A TC com escore de cálcio tem se tornado um método cada vez mais utilizado na estratificação de risco CV na prevenção primária. A presença de CAC alto se associa a pior prognóstico e pode ajudar na decisão clínica, por exemplo, ao se escolher o alvo de colesterol LDL ideal. Nesse sentido, o presente estudo adiciona dados importantes para a prática clínica, mostrando que um algoritmo de inteligência artificial conseguiu obter o CAC a partir de um exame mais simples do que o tradicionalmente utilizado. Mais importante ainda, este escore CAC aumentado avaliado por estes exames se associou a desfechos clinicamente relevantes.
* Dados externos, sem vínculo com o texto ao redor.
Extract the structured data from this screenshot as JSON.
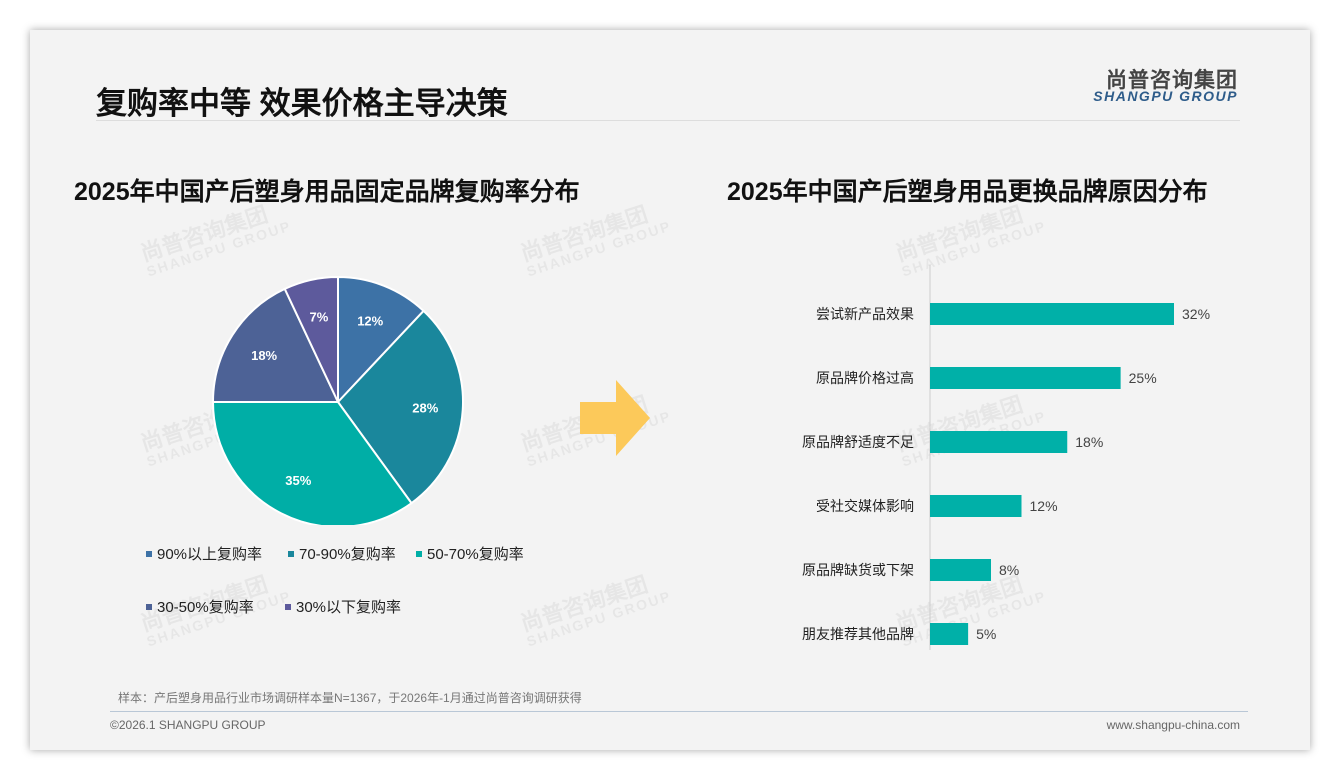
{
  "header": {
    "title": "复购率中等 效果价格主导决策",
    "logo_cn": "尚普咨询集团",
    "logo_en": "SHANGPU GROUP"
  },
  "watermark": {
    "cn": "尚普咨询集团",
    "en": "SHANGPU GROUP"
  },
  "chart_data": [
    {
      "type": "pie",
      "title": "2025年中国产后塑身用品固定品牌复购率分布",
      "labels": [
        "90%以上复购率",
        "70-90%复购率",
        "50-70%复购率",
        "30-50%复购率",
        "30%以下复购率"
      ],
      "values": [
        12,
        28,
        35,
        18,
        7
      ],
      "data_labels": [
        "12%",
        "28%",
        "35%",
        "18%",
        "7%"
      ],
      "colors": [
        "#3d72a6",
        "#1a879c",
        "#00aea6",
        "#4d6296",
        "#5d5a9c"
      ],
      "legend": "bottom"
    },
    {
      "type": "bar",
      "orientation": "horizontal",
      "title": "2025年中国产后塑身用品更换品牌原因分布",
      "categories": [
        "尝试新产品效果",
        "原品牌价格过高",
        "原品牌舒适度不足",
        "受社交媒体影响",
        "原品牌缺货或下架",
        "朋友推荐其他品牌"
      ],
      "values": [
        32,
        25,
        18,
        12,
        8,
        5
      ],
      "data_labels": [
        "32%",
        "25%",
        "18%",
        "12%",
        "8%",
        "5%"
      ],
      "color": "#00b0a8",
      "xlim": [
        0,
        40
      ]
    }
  ],
  "footer": {
    "note": "样本：产后塑身用品行业市场调研样本量N=1367，于2026年-1月通过尚普咨询调研获得",
    "copyright": "©2026.1 SHANGPU GROUP",
    "website": "www.shangpu-china.com"
  }
}
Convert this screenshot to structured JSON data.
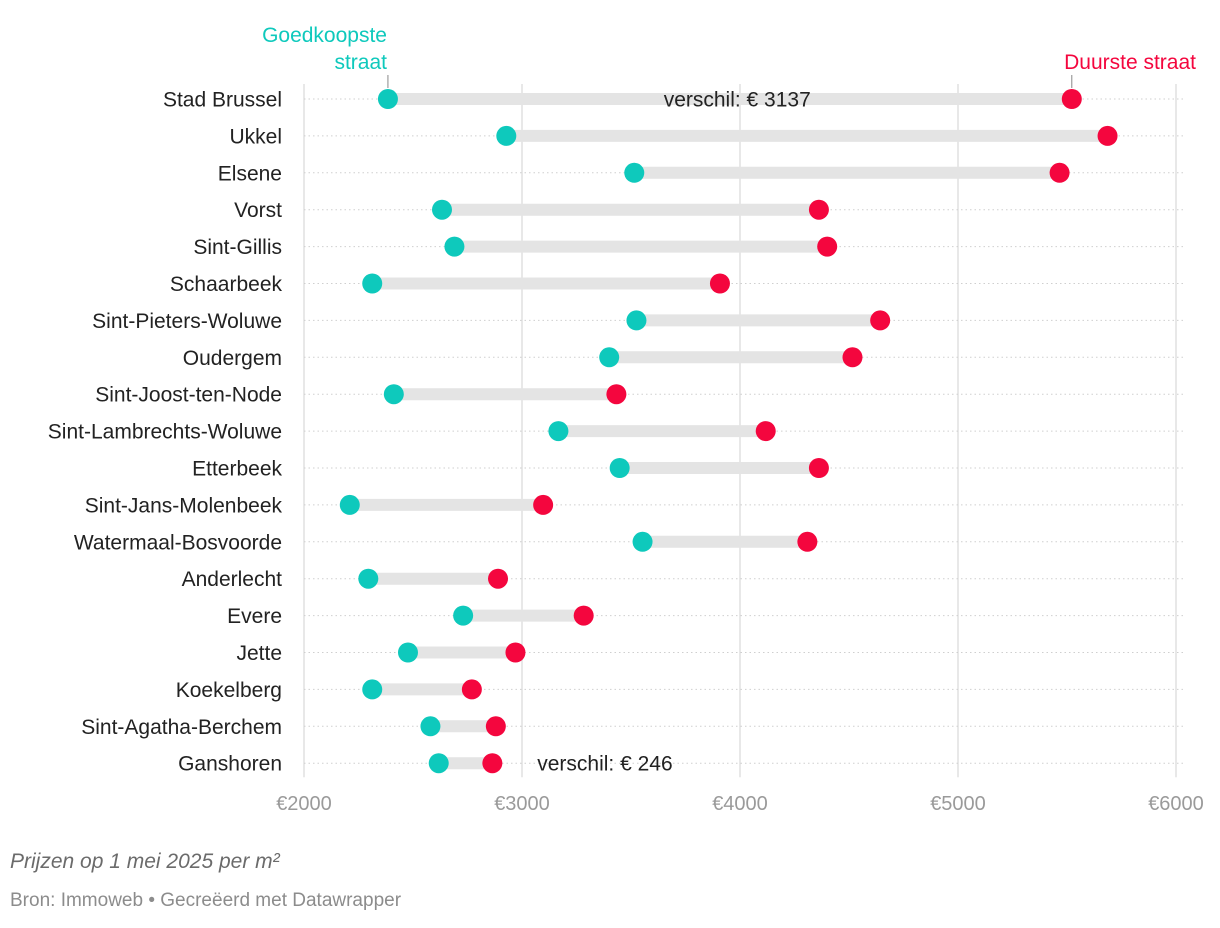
{
  "chart_data": {
    "type": "dumbbell",
    "title": "",
    "xlabel": "",
    "ylabel": "",
    "xlim": [
      2000,
      6000
    ],
    "x_ticks": [
      2000,
      3000,
      4000,
      5000,
      6000
    ],
    "x_tick_labels": [
      "€2000",
      "€3000",
      "€4000",
      "€5000",
      "€6000"
    ],
    "series": [
      {
        "name": "Goedkoopste straat",
        "color": "#0ec9bc"
      },
      {
        "name": "Duurste straat",
        "color": "#f4063e"
      }
    ],
    "legend_labels": {
      "low_line1": "Goedkoopste",
      "low_line2": "straat",
      "high": "Duurste straat"
    },
    "categories": [
      "Stad Brussel",
      "Ukkel",
      "Elsene",
      "Vorst",
      "Sint-Gillis",
      "Schaarbeek",
      "Sint-Pieters-Woluwe",
      "Oudergem",
      "Sint-Joost-ten-Node",
      "Sint-Lambrechts-Woluwe",
      "Etterbeek",
      "Sint-Jans-Molenbeek",
      "Watermaal-Bosvoorde",
      "Anderlecht",
      "Evere",
      "Jette",
      "Koekelberg",
      "Sint-Agatha-Berchem",
      "Ganshoren"
    ],
    "low": [
      2385,
      2928,
      3515,
      2633,
      2690,
      2313,
      3525,
      3400,
      2412,
      3167,
      3448,
      2210,
      3553,
      2295,
      2730,
      2477,
      2313,
      2580,
      2618
    ],
    "high": [
      5522,
      5686,
      5466,
      4362,
      4400,
      3908,
      4643,
      4516,
      3433,
      4118,
      4362,
      3097,
      4309,
      2890,
      3283,
      2970,
      2770,
      2880,
      2864
    ],
    "annotations": [
      {
        "category": "Stad Brussel",
        "text": "verschil: € 3137",
        "x": 3650
      },
      {
        "category": "Ganshoren",
        "text": "verschil: € 246",
        "x": 3070
      }
    ]
  },
  "footer": {
    "note": "Prijzen op 1 mei 2025 per m²",
    "source": "Bron: Immoweb • Gecreëerd met Datawrapper"
  }
}
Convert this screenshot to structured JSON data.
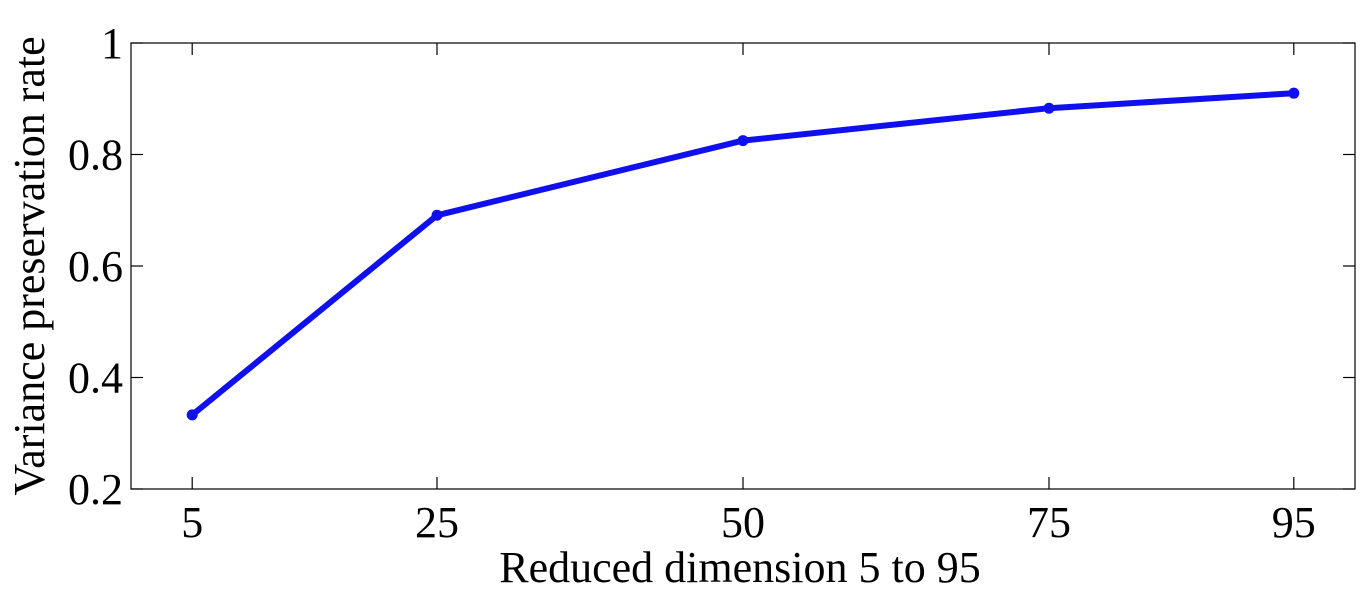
{
  "chart_data": {
    "type": "line",
    "x": [
      5,
      25,
      50,
      75,
      95
    ],
    "x_tick_labels": [
      "5",
      "25",
      "50",
      "75",
      "95"
    ],
    "series": [
      {
        "values": [
          0.333,
          0.691,
          0.825,
          0.883,
          0.91
        ]
      }
    ],
    "y_ticks": [
      0.2,
      0.4,
      0.6,
      0.8,
      1
    ],
    "y_tick_labels": [
      "0.2",
      "0.4",
      "0.6",
      "0.8",
      "1"
    ],
    "xlabel": "Reduced dimension 5 to 95",
    "ylabel": "Variance preservation rate",
    "xlim": [
      0,
      100
    ],
    "ylim": [
      0.2,
      1
    ],
    "grid": false,
    "colors": {
      "series": "#1010ee",
      "axes": "#000000"
    }
  }
}
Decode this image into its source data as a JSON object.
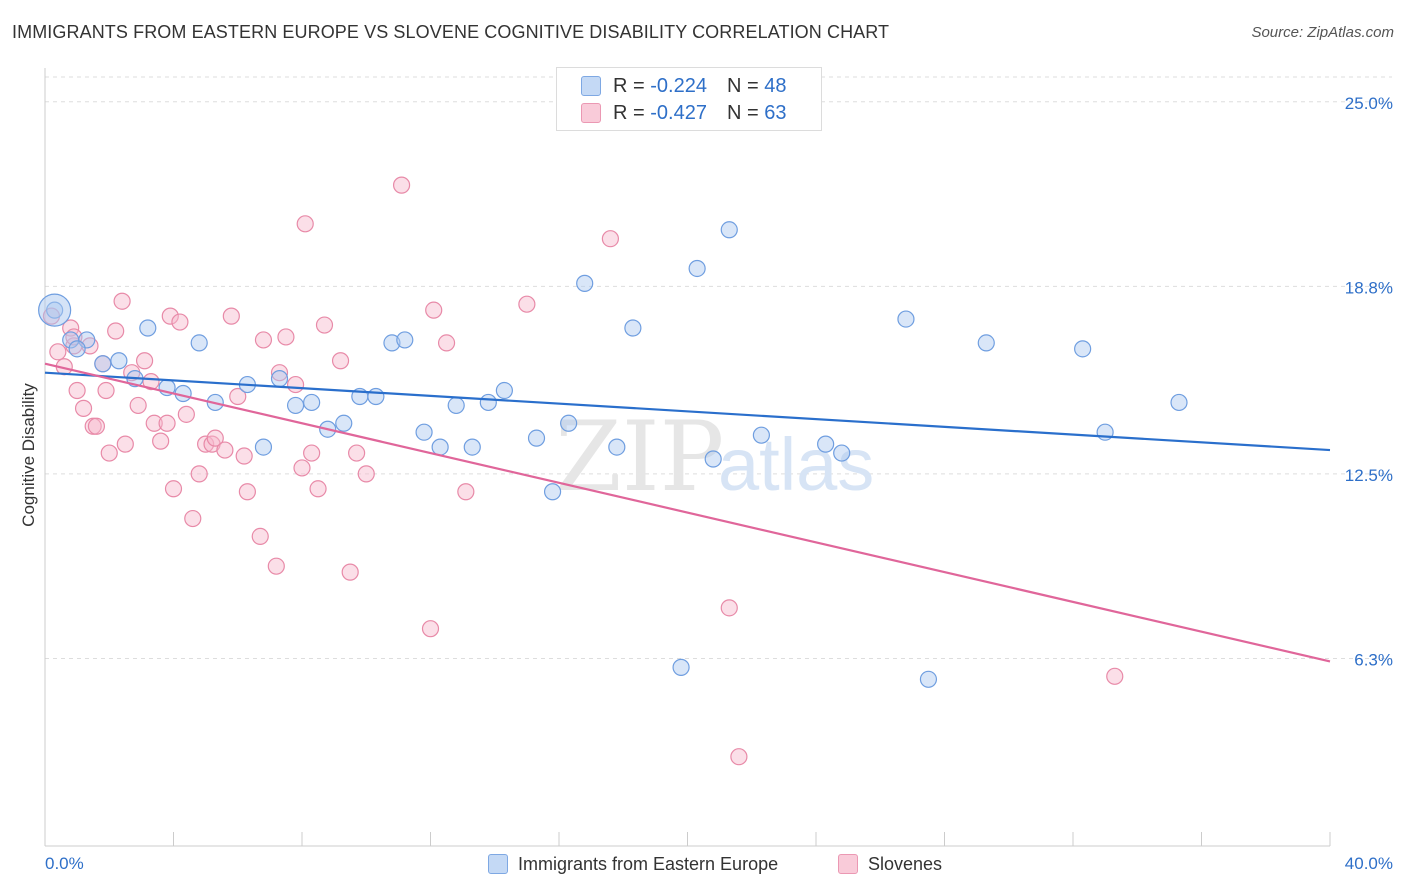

Algumas limitações deste estudo devem ser lembradas. Principalmente por se tratar de um estudo retrospectivo, incompletude na coleta de informações e vieses de seleção da amostra dos pacientes estudados (em que somente são incluídos aqueles que tiveram indicação de TC de tórax por outras razões fora avaliação do risco CV, ao invés de ter ocorrido uma busca sistemática a partir de um conjunto de indivíduos) são questões importantes a serem consideradas. Além disso, os pacientes terminavam o seguimento no estudo após o último atendimento médico disponível no sistema. Isso leva a um fenômeno em estatística chamado de censura informativa, quando a decisão do tempo de seguimento é potencialmente influenciada pelo desfecho em si, e não por um protocolo de pesquisa estabelecido a priori. Com isso, pode acontecer de pacientes com eventos CV terem deixado de acompanhar na coorte justamente por conta do evento em si (exemplo: morte). A exclusão destes eventos poderia introduzir viés nos resultados do estudo. Por último, os pacientes do estudo foram incluídos nos Estados Unidos somente, e não se sabe se tais resultados seriam reprodutíveis em outros países ou grupos étnicos.
Em resumo, o escore CAC ≥ 100 a partir de TC de tórax convencional se associou a aumento de mortalidade e eventos cardiovasculares maiores em um grupo selecionado de indivíduos atendidos em uma rede de saúde suplementar dos Estados Unidos. Se estes resultados forem validados em outras populações, uma nova ferramenta de estratificação de risco CV poderá estar disponível na prática clínica.